Girls cannot talk freely about sex and sex education20 July 2022
Over 15 years in 9 countries, Plan International has followed the lives of girls from birth to adolescence. In its latest report, the study finds that sex education for many teenagers is still more about ‘not getting pregnant’ than girls’ rights, health or education.
Sex education for teenage girls in many countries is still governed by rigid, conservative social norms – and too focused on the avoidance of pregnancy rather than girls’ rights, health, and education, according to a unique 15-year study by Plan International.
The development and humanitarian organisation, which focuses on girls’ rights, wants to see more open discussion and communication around sex and sexual health, ensuring girls safety is at the forefront of conversations.
“The study shows that as girls reach early adolescence, they are still considered too young to learn about sexual and reproductive matters,” explains Research Manager, Isobel Fergus.
“When they do have their first menstrual cycle, sexual and reproductive health education is approached solely a means to avoid negative consequences from sex. Even as the cohort girls enter later adolescence, it’s still deemed taboo to talk about sex.”
Study has followed girls since birth
The Real Choices Real Lives study has been following the lives of girls and their families in nine countries since the girls’ births in 2006.
Some 118 girls and their families, all from poor rural or semi-rural communities, took part in the study in 2021, and the research will run until the now-teenagers turn 18 in 2024, offering a unique insight into the lifecycle of girls and the choices, decisions and realities that shape their lives.
“Regulating adolescent girls’ sexuality combine with conservative social attitudes that oppose girls becoming sexually active before marriage,” explains Fergus.
“A high value is placed on abstinence, which is generally spoken of in terms of being for girls’ protection, thus limiting their mobility – and placing the blame firmly on the girl in circumstances of rape or teenage pregnancy.
“The key advice from caregivers is for girls to avoid boys and not to allow anyone to ‘touch’ them,” adds Fergus. “This puts the onus on the girl to protect herself from unintended pregnancies, and even rape and other forms of sexual violence.”

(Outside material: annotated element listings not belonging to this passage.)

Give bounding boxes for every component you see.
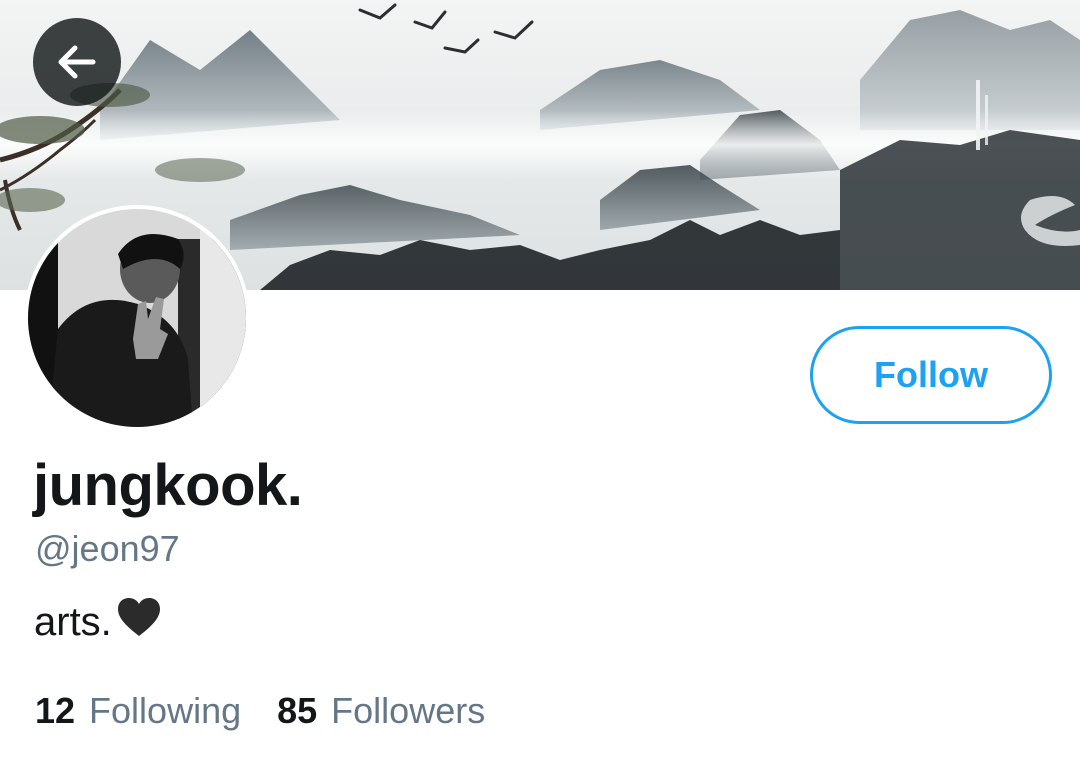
following-stat[interactable]: 12 Following <box>35 690 241 732</box>
bio: arts. <box>34 596 162 648</box>
profile-stats: 12 Following 85 Followers <box>35 690 521 732</box>
avatar[interactable] <box>24 205 250 431</box>
following-label: Following <box>89 690 242 731</box>
display-name: jungkook. <box>33 453 303 518</box>
followers-stat[interactable]: 85 Followers <box>277 690 485 732</box>
follow-button[interactable]: Follow <box>810 326 1052 424</box>
avatar-image <box>28 209 246 427</box>
bio-text: arts. <box>34 599 112 644</box>
followers-count: 85 <box>277 690 318 731</box>
following-count: 12 <box>35 690 76 731</box>
black-heart-icon <box>116 596 162 648</box>
user-handle: @jeon97 <box>35 528 180 569</box>
back-button[interactable] <box>33 18 121 106</box>
profile-page: Follow jungkook. @jeon97 arts. 12 Follow… <box>0 0 1080 772</box>
followers-label: Followers <box>331 690 486 731</box>
arrow-left-icon <box>58 45 96 79</box>
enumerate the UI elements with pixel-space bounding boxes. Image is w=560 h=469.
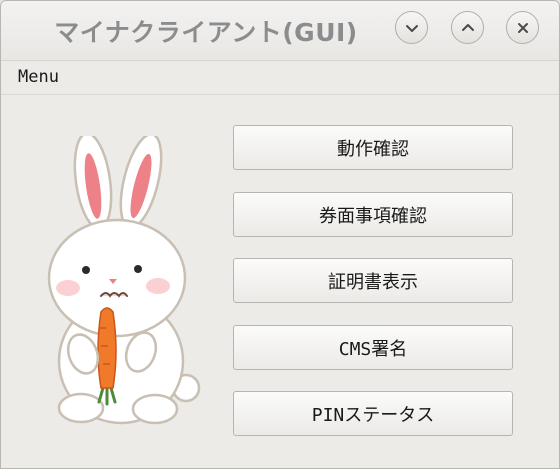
menu-menu[interactable]: Menu xyxy=(18,67,59,87)
window-title: マイナクライアント(GUI) xyxy=(54,18,358,47)
close-icon xyxy=(517,22,528,33)
certificate-display-button[interactable]: 証明書表示 xyxy=(233,258,513,303)
chevron-up-icon xyxy=(461,23,474,31)
title-bar[interactable]: マイナクライアント(GUI) xyxy=(1,1,559,61)
ticket-check-button[interactable]: 券面事項確認 xyxy=(233,192,513,237)
menu-bar: Menu xyxy=(1,61,559,95)
close-button[interactable] xyxy=(506,11,539,44)
maximize-button[interactable] xyxy=(451,11,484,44)
rabbit-with-carrot-icon xyxy=(47,136,201,425)
cms-sign-button[interactable]: CMS署名 xyxy=(233,325,513,370)
chevron-down-icon xyxy=(405,24,418,32)
pin-status-button[interactable]: PINステータス xyxy=(233,391,513,436)
main-window: マイナクライアント(GUI) Menu 動作確認 券面事項確認 証明書表示 CM… xyxy=(0,0,560,469)
content-area: 動作確認 券面事項確認 証明書表示 CMS署名 PINステータス xyxy=(1,96,559,468)
operation-check-button[interactable]: 動作確認 xyxy=(233,125,513,170)
minimize-button[interactable] xyxy=(395,11,428,44)
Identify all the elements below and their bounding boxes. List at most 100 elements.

Interviews with caregivers and girls themselves
The study is taking place in Brazil, El Salvador, Dominican Republic, Benin, Togo, Uganda, Philippines, Cambodia and Vietnam. Each round of research includes interviews with the girls’ caregivers, and after six years old, with the girls themselves.
The study finds that girls are treated differently by caregivers in the home, and there are different rules and expectations for girls both at home and in communities.
“Parents should also talk to their children, so they don’t learn false information from other people.”– Margaret, 15, Benin
Damaging gender rules controlling girls’ sexuality and upholding harmful ideals of womanhood prevail across the cohort communities, finds the research, and become more rigid as girls progress through adolescence.
Dolores, 12, from the Philippines, said society expects her to behave like a woman now she has her period: “If I have menstruation already, I should not play with boys more often because of that. We need to be more refined if we’re grown-ups already.”
Rosamie, 15, also from the Philippines, added: “It’s embarrassing when you’re told, ‘you’re already a young woman, yet you’re still playing outside.’ Then others hear it. It’s embarrassing.”
Stigma is carried down through generations
The study also found that beliefs and attitudes of caregivers around sexual and reproductive health are often echoed by the girls themselves.
Girls begin to monitor their own behaviour as well as that of their peers, repeating dialogues about how a girl should behave, thus ensuring that cycles of stigma and shame continue for girls who transgress societal expectations.
But Margaret, 15, in Benin told researchers teenagers would welcome conversations around sexual and reproductive health with their elders. “For me, my aunt whom I live with, should talk to me about these things. Parents should also talk to their children, so they don’t learn false information from other people.”
Folami, 15, a teenage mother in Togo, agreed that girls should be taught about sex and puberty “so that girls won’t make a mistake that ends in pregnancy which would stop them attending school, like me actually.”
“It is clear that girls want more information from their caregivers on sexual and reproductive health,” said Fergus, “and caregivers want more support to be able to communicate effectively on the subject with adolescent girls.
“A starting point for improving adolescent girls’ sexual and reproductive health education is normalising open and honest discussions about sexual and reproductive health, both in the formal and non-formal education settings and in community discourse, including with fathers and male peers.”